13. The fault location system of claim 10, the training module comprising:

the weight coefficient setting unit is used for setting weight coefficients of the node level, the local level and the global level similar loss respectively;

and the hierarchical self-supervision calculation unit is used for calculating a weighted sum according to the weight coefficients of the node level, the local level and the global level similarity loss to serve as the hierarchical self-supervision loss.

14. A fault location system according to claim 10 or 13, the training module comprising:

the clustering unit is used for clustering the application nodes in the structure diagram and the semantic diagram to obtain a plurality of application node clusters;

A cluster calculation unit, configured to calculate an initial vector representation average value of application description text of an application node in each application node cluster, as a vector representation of the application node cluster;

and the local level loss calculation unit is used for calculating the Euclidean distance between the vector representations of the application node clusters in the structural diagram and the semantic diagram as the local level loss between the initial vector representations of the application nodes in the structural diagram and the semantic diagram.

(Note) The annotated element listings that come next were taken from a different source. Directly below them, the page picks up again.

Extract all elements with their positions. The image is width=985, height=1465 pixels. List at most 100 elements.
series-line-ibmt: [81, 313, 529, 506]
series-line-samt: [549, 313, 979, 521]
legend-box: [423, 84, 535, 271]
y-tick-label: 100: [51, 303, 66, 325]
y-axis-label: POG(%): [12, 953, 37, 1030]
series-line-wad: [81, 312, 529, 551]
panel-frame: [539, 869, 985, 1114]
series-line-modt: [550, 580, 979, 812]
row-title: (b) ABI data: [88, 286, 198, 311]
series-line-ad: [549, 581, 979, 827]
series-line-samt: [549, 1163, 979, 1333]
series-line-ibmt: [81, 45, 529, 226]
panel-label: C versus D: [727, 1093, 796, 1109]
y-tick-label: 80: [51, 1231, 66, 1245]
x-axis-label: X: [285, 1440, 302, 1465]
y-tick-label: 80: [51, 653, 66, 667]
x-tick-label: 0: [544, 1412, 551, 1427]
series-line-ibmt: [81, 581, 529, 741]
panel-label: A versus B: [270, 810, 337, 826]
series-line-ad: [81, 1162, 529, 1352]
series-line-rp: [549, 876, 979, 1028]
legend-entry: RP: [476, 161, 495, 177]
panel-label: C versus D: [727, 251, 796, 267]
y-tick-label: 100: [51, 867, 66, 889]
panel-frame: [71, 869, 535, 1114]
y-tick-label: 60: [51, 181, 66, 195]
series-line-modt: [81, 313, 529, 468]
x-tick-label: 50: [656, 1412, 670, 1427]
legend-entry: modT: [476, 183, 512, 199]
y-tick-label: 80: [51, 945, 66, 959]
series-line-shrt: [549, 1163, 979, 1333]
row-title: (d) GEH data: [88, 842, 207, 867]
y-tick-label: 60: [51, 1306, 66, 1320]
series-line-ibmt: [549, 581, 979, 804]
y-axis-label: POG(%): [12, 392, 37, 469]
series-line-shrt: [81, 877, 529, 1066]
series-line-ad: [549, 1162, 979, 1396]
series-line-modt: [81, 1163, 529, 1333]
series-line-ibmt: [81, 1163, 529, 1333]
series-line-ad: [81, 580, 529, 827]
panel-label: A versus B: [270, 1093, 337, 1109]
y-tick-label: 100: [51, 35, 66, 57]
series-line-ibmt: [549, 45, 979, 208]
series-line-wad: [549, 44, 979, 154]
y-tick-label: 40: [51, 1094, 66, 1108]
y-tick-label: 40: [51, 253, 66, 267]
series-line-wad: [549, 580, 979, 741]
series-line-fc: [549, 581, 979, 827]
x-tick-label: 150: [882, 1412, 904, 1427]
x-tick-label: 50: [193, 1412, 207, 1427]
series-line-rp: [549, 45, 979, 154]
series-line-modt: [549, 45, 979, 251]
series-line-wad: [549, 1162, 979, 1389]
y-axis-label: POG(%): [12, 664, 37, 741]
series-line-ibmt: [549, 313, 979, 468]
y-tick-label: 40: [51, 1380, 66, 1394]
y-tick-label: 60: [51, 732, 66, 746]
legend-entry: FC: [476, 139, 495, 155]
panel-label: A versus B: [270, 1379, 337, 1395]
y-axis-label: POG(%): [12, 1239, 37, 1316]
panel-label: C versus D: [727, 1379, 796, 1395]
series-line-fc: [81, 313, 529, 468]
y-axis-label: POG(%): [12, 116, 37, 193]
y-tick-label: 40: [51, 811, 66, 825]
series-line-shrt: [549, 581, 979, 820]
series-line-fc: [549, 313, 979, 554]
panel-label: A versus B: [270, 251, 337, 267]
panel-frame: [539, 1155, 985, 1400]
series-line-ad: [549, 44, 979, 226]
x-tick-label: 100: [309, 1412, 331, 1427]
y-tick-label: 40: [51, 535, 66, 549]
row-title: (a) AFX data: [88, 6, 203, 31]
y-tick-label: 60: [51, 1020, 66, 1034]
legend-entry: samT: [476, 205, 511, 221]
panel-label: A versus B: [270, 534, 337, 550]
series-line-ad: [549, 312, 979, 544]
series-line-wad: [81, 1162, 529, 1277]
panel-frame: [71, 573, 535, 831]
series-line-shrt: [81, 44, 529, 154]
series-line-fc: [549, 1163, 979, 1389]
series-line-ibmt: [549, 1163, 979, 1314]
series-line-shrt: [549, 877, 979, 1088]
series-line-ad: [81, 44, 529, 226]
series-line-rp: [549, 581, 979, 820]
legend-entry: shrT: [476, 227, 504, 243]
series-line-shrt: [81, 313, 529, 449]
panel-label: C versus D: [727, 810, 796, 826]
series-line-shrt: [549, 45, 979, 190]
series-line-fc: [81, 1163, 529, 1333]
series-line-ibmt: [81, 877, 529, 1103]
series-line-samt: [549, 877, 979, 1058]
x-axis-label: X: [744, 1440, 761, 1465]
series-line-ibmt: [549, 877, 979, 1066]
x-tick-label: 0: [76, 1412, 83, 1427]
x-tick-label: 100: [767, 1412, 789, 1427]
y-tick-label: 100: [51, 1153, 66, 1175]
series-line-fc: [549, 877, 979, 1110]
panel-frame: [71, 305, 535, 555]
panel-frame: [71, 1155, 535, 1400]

15. A fault location system according to claim 10 or 13, the training module comprising:

the mean value calculation unit is used for carrying out mean value pooling calculation on the application nodes in the structure diagram and the semantic diagram to obtain a global level vector representation of the structure diagram and the semantic diagram;

and the global level loss calculation unit is used for calculating the Euclidean distance between the structure diagram and the global level vector representation of the semantic diagram as the global level loss between the structure diagram and the initial vector representation of the application node in the semantic diagram.

16. The fault location system of claim 10, the semantic graph generation module comprising:

the similarity calculation unit is used for calculating the similarity between the initial vector representations to obtain a similarity matrix;

A similarity node screening unit, configured to set a similarity threshold, and screen an application node combination in the similarity matrix that is greater than the similarity threshold;

and the similar node connection unit is used for connecting the application nodes in the application node combination to generate an application semantic graph.

17. The fault location system of claim 10, further comprising:

and the sequencing module is used for counting the fault locating score of each application node and sequencing the application nodes according to the fault locating score.

18. The fault location system of claim 17, the ranking module further operable to filter a specified number of application nodes with highest fault location scores.

19. An electronic device includes a processor and a memory;

the processor is connected with the memory;

the memory is used for storing executable program codes;

the processor runs a program corresponding to the executable program code by reading the executable program code stored in the memory for performing the method according to any one of claims 1 to 9.

20. A computer readable storage medium, on which a computer program is stored, which computer program, when being executed by a processor, implements the method according to any one of claims 1-9.